Thematisch sind ihre Werke von einem doppelten Schweigen durchzogen: jenem der DDR über die eigenen Verbrechen – und jenem, das in vielen ostdeutschen Familien nach 1945 fortlebte. “Diese Doppelbelastung ist nicht in jeder Familie dieselbe, aber doch sehr viel mehr, als wir uns als Gesellschaft bislang erzählen konnten. Im Osten haben wir es ganz grundsätzlich mit dieser Doppelung zu tun – mit dem nicht aufgearbeiteten Nationalsozialismus und der sehr instrumentellen Gedächtnispolitik in der DDR.”

Geipel recherchiert in Archiven, liest Prozessakten und Stasi-Dossiers – und stößt dabei immer wieder auf ein zentrales Muster: kontrollierte Erinnerung, systematisches Verdrängen. “Die Staatssicherheit war der absolute Erinnerungskontrolleur für den Osten. Die wussten alles, konnten in jede Familie hineinschauen und die Bevölkerung so erpressen. Was öffentlich hätte besprochen werden müssen, blieb inkognito, weil es nur eine Erzählung geben durfte: den roten Kommunisten, der Hitler besiegt hat. Ich finde es nach wie vor atemberaubend, wie unter dieser einen Erzählung eine Überdimension an Schweigen 40 Jahre lang regelrecht gehaust hat.”

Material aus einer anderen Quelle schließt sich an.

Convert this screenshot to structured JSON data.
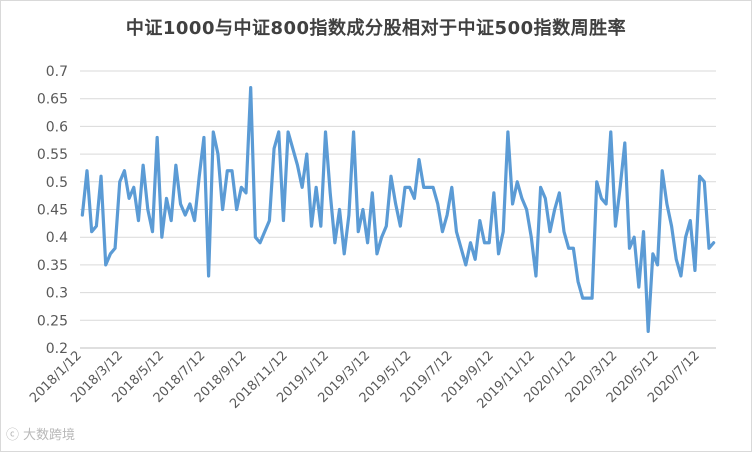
{
  "chart_data": {
    "type": "line",
    "title": "中证1000与中证800指数成分股相对于中证500指数周胜率",
    "xlabel": "",
    "ylabel": "",
    "ylim": [
      0.2,
      0.7
    ],
    "y_ticks": [
      "0.7",
      "0.65",
      "0.6",
      "0.55",
      "0.5",
      "0.45",
      "0.4",
      "0.35",
      "0.3",
      "0.25",
      "0.2"
    ],
    "x_tick_labels": [
      "2018/1/12",
      "2018/3/12",
      "2018/5/12",
      "2018/7/12",
      "2018/9/12",
      "2018/11/12",
      "2019/1/12",
      "2019/3/12",
      "2019/5/12",
      "2019/7/12",
      "2019/9/12",
      "2019/11/12",
      "2020/1/12",
      "2020/3/12",
      "2020/5/12",
      "2020/7/12"
    ],
    "grid": true,
    "line_color": "#5b9bd5",
    "series": [
      {
        "values": [
          0.44,
          0.52,
          0.41,
          0.42,
          0.51,
          0.35,
          0.37,
          0.38,
          0.5,
          0.52,
          0.47,
          0.49,
          0.43,
          0.53,
          0.45,
          0.41,
          0.58,
          0.4,
          0.47,
          0.43,
          0.53,
          0.46,
          0.44,
          0.46,
          0.43,
          0.51,
          0.58,
          0.33,
          0.59,
          0.55,
          0.45,
          0.52,
          0.52,
          0.45,
          0.49,
          0.48,
          0.67,
          0.4,
          0.39,
          0.41,
          0.43,
          0.56,
          0.59,
          0.43,
          0.59,
          0.56,
          0.53,
          0.49,
          0.55,
          0.42,
          0.49,
          0.42,
          0.59,
          0.48,
          0.39,
          0.45,
          0.37,
          0.44,
          0.59,
          0.41,
          0.45,
          0.39,
          0.48,
          0.37,
          0.4,
          0.42,
          0.51,
          0.46,
          0.42,
          0.49,
          0.49,
          0.47,
          0.54,
          0.49,
          0.49,
          0.49,
          0.46,
          0.41,
          0.44,
          0.49,
          0.41,
          0.38,
          0.35,
          0.39,
          0.36,
          0.43,
          0.39,
          0.39,
          0.48,
          0.37,
          0.41,
          0.59,
          0.46,
          0.5,
          0.47,
          0.45,
          0.4,
          0.33,
          0.49,
          0.47,
          0.41,
          0.45,
          0.48,
          0.41,
          0.38,
          0.38,
          0.32,
          0.29,
          0.29,
          0.29,
          0.5,
          0.47,
          0.46,
          0.59,
          0.42,
          0.49,
          0.57,
          0.38,
          0.4,
          0.31,
          0.41,
          0.23,
          0.37,
          0.35,
          0.52,
          0.46,
          0.42,
          0.36,
          0.33,
          0.4,
          0.43,
          0.34,
          0.51,
          0.5,
          0.38,
          0.39
        ]
      }
    ]
  },
  "watermark": {
    "glyph": "ⓒ",
    "text": "大数跨境"
  }
}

Trotz dieser Schwere – oder gerade deswegen – schreibt Geipel gegen die bloße Anklage. Ihre Literatur ist keine reine Wutrede. “Ich würde das für mich nicht richtig finden, nur mit Wutbüchern dem Publikum den Scheuerlappen ins Gesicht zu werfen. Das bin ich nicht. Und ich halte es auch nicht für sinnvoll.” Geipel sieht viele Ostdeutsche bis heute in einem Zustand des inneren Dazwischen – weder angekommen, noch zugehörig. “Ich nehme die Ostdeutschen so wahr, dass sie eben in meinen Augen eine Suchstation noch immer sind. Und eigentlich entgegne ich: Ich bin auch dieser Nichtort, aber deswegen ist man nicht am Ende. Man ist geworfen durch die Zeit, aber man kann sich eine Position erarbeiten oder erkämpfen.”

Ines Geipels Werk ist geprägt von dieser Suchbewegung – präzise, verletzlich, unbequem. Sie schreibt gegen das Schweigen an, aber nie von oben herab. Ihre Bücher sind Einladungen zum Nachdenken, nicht zur bloßen Empörung. Sie bezeugen, dass Literatur – jenseits von Ideologie und Pose – auch ein Raum der Selbstermächtigung sein kann. Und dass es möglich ist, von einem Ende der Welt zum anderen zu gelangen – wenn man den Mut hat, auf die Sprache zuzugehen.